Les sociétés indiennes reconnaissent donc un lien intrinsèque entre le pouvoir et la nature qui sont tous les deux perçus comme des limites potentielles de la culture. Face à cela, elles développent une stratégie pour tempérer la force de l'autorité politique et conçoivent le pouvoir de façon à ce qu'il soit perçu principalement comme une force négative, rapidement contrôlée et contenue. Le chef est un simulacre de la nature. Il est un élément extérieur à la société par la rupture de la logique de l’échange et incarne physiquement cette rupture nécessaire pour maintenir l’équilibre culturel. 
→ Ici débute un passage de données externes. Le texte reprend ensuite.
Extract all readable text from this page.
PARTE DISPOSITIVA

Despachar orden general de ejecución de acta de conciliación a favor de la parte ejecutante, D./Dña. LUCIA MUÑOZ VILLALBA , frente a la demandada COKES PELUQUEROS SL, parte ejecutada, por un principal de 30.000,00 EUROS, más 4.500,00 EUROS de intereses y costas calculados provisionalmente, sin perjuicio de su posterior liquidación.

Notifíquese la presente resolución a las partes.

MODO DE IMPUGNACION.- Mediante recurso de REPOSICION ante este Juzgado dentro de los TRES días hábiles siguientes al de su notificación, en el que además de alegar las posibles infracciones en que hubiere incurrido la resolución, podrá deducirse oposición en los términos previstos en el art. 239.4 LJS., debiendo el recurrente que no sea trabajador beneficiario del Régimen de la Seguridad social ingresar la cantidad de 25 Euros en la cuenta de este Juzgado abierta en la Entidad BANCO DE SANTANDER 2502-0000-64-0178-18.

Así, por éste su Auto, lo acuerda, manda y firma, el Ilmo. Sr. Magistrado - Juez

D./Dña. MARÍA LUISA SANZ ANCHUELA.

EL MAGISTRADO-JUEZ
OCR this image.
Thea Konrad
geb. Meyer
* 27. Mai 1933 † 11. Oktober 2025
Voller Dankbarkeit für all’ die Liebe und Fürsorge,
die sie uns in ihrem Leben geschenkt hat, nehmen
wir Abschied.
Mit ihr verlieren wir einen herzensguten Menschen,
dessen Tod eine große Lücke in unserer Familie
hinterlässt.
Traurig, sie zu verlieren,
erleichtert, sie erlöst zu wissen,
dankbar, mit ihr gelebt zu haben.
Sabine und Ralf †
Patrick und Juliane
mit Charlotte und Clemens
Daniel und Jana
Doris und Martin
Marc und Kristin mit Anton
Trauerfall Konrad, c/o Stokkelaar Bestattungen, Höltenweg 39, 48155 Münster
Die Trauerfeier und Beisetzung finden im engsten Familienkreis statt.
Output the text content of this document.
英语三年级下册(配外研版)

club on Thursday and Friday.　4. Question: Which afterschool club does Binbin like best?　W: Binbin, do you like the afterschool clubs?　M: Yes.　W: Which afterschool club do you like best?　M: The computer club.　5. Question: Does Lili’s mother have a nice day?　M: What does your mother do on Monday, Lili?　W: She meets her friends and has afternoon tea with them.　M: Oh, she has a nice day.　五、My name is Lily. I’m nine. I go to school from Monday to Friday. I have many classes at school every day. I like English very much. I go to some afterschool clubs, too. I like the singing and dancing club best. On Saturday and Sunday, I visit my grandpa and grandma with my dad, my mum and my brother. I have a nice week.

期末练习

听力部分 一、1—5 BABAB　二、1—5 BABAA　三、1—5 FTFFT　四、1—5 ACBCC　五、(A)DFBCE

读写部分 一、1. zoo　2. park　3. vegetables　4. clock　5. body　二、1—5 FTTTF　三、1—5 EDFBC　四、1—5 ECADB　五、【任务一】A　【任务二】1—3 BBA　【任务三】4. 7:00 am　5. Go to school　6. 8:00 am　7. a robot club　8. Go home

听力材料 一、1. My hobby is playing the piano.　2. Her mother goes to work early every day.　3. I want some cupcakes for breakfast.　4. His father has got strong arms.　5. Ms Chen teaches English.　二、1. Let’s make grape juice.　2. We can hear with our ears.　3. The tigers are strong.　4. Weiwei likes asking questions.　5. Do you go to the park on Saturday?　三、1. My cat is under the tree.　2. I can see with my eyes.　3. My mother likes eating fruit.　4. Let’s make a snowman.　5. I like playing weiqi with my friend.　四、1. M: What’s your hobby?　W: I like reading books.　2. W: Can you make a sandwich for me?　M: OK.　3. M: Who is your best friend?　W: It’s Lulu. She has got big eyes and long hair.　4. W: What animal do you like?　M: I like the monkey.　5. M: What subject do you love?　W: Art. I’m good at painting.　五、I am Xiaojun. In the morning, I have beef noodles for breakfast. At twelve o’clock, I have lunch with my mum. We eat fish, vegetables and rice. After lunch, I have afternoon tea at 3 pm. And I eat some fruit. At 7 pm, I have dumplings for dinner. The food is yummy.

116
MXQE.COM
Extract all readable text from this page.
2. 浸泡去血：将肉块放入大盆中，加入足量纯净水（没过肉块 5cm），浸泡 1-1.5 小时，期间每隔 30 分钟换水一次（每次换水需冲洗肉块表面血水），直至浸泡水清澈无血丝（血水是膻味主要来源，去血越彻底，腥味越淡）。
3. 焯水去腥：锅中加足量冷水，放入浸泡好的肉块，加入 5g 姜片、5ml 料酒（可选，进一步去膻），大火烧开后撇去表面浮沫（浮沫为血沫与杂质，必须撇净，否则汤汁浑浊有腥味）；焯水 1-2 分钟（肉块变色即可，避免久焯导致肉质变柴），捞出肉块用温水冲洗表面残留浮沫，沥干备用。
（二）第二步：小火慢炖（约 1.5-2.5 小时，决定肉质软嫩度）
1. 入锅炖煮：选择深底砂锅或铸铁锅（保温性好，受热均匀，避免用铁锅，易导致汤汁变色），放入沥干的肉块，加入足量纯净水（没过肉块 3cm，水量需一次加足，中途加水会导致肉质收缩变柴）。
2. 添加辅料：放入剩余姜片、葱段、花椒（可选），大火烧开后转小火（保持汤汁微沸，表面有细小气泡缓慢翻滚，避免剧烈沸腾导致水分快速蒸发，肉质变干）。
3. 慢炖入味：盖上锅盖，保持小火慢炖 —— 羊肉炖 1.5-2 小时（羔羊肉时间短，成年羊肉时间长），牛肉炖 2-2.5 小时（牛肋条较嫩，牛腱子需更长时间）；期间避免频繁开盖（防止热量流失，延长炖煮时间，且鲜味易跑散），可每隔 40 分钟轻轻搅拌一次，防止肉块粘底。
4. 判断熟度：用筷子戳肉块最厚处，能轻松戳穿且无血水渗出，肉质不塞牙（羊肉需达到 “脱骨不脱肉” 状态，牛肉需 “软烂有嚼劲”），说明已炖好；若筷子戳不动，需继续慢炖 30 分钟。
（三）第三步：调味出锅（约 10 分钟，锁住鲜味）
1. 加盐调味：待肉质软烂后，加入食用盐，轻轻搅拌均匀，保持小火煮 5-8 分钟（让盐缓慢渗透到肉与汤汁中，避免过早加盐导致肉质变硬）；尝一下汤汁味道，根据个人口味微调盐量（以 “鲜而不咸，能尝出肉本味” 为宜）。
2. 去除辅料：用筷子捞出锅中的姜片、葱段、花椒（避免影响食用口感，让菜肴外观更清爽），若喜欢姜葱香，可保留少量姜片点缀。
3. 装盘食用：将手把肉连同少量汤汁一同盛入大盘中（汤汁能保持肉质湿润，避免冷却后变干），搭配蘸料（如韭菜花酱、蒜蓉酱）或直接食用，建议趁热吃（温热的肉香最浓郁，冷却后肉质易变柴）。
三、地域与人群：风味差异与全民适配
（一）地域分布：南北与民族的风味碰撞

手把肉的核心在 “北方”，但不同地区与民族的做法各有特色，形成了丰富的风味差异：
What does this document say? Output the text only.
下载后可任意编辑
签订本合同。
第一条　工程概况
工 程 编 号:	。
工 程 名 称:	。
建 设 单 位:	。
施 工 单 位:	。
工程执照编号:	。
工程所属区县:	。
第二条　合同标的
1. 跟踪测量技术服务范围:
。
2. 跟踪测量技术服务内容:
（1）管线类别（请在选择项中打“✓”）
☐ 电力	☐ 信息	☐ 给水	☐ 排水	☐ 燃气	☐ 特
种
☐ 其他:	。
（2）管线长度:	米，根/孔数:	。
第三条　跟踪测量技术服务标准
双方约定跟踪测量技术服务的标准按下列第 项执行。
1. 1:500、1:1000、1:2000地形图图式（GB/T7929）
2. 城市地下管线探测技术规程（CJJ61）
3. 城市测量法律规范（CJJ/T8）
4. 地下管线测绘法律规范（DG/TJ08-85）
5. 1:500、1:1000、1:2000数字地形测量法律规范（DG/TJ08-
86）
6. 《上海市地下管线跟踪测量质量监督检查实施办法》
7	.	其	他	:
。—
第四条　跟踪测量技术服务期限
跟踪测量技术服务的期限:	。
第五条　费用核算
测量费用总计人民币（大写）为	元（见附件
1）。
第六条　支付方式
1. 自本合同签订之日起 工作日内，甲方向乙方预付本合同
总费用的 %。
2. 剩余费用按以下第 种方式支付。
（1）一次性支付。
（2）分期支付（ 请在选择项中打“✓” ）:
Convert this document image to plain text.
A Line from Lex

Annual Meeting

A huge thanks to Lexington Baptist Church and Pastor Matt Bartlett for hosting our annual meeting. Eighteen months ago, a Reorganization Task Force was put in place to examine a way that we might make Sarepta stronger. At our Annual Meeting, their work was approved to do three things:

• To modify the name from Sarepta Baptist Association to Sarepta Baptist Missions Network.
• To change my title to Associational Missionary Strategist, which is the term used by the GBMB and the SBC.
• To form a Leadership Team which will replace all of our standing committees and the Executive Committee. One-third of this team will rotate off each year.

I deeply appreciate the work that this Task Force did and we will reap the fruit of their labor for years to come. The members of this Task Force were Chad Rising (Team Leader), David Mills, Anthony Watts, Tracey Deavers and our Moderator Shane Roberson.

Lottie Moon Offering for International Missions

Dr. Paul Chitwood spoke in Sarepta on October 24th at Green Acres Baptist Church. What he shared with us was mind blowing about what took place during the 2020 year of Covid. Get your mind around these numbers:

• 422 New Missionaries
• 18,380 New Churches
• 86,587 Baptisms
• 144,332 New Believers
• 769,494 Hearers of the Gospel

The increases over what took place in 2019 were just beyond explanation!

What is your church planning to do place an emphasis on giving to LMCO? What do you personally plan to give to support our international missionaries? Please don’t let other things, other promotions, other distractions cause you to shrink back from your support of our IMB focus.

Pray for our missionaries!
Dans une perspective lacanienne, il est possible de dire que, dans les sociétés primitives, l’Autre, incarné par la figure du chef, est dissocié de l’ordre symbolique. Malgré son prestige et ses privilèges, le chef ne possède aucun pouvoir coercitif légué par un ordre, ni aucune parole pouvant incarner un commandement. Il est marqué d’emblée par l’inconsistance et le manque, et de ce fait, il n’est pas totalisé sous la figure de l’Un. La place de pouvoir qu’il occupe est une place qui fonctionne à vide, entraînant diverses conséquences sociales et psychiques. Dans ce système, les dynamiques de pouvoir et de désir ainsi que de dette symbolique doivent connaitre un destin différent, puisque le « sauvage » ne reconnait pas en l’Autre une autorité qui peut le définir ou lui dicter ses choix, comme s’il possédait d’emblée le symbolique, lui permettant de ne pas être endetté à l’égard d’un Autre pour les signifiants qui le constituent en tant que sujet, structurent son désir. Le chef est laissé en dehors de cet ordre, mais dans une fonction indispensable à son équilibre, à une place extime, à la fois à l’intérieur et à l’extérieur, permettant une topologie psychique alternative où l’altérité constitue une dimension intime de la subjectivité. En effet, l’Autre n’oriente pas les identifications sur un axe vertical, vers une idéalité mais sur un axe horizontal, vers une altérité. Il s’agit d’une structuration sociale où les relations et les différences priment sur une identité fixe et centrale. Ces sociétés ne peuvent donc être pensées, comme le souligne Viveiros de Castro, en dehors de leur relation intrinsèque avec l’altérité : « L’autre ici n’est pas un miroir, c’est un destin », dit-il. La philosophie des sociétés primitives affirme une incomplétude ontologique essentielle : incomplétude de la condition humaine. « Il s’agit d’un ordre social au sein duquel l’intérieur et l’identité sont hiérarchiquement englobés par l’extériorité et la différence, où le devenir et la relation prévalent sur l’être et la substance. Pour ce type de cosmologie, les autres sont une solution avant d’être un problème. » (Viveiros de Castro, L’inconstance de l’âme sauvage, p.84). 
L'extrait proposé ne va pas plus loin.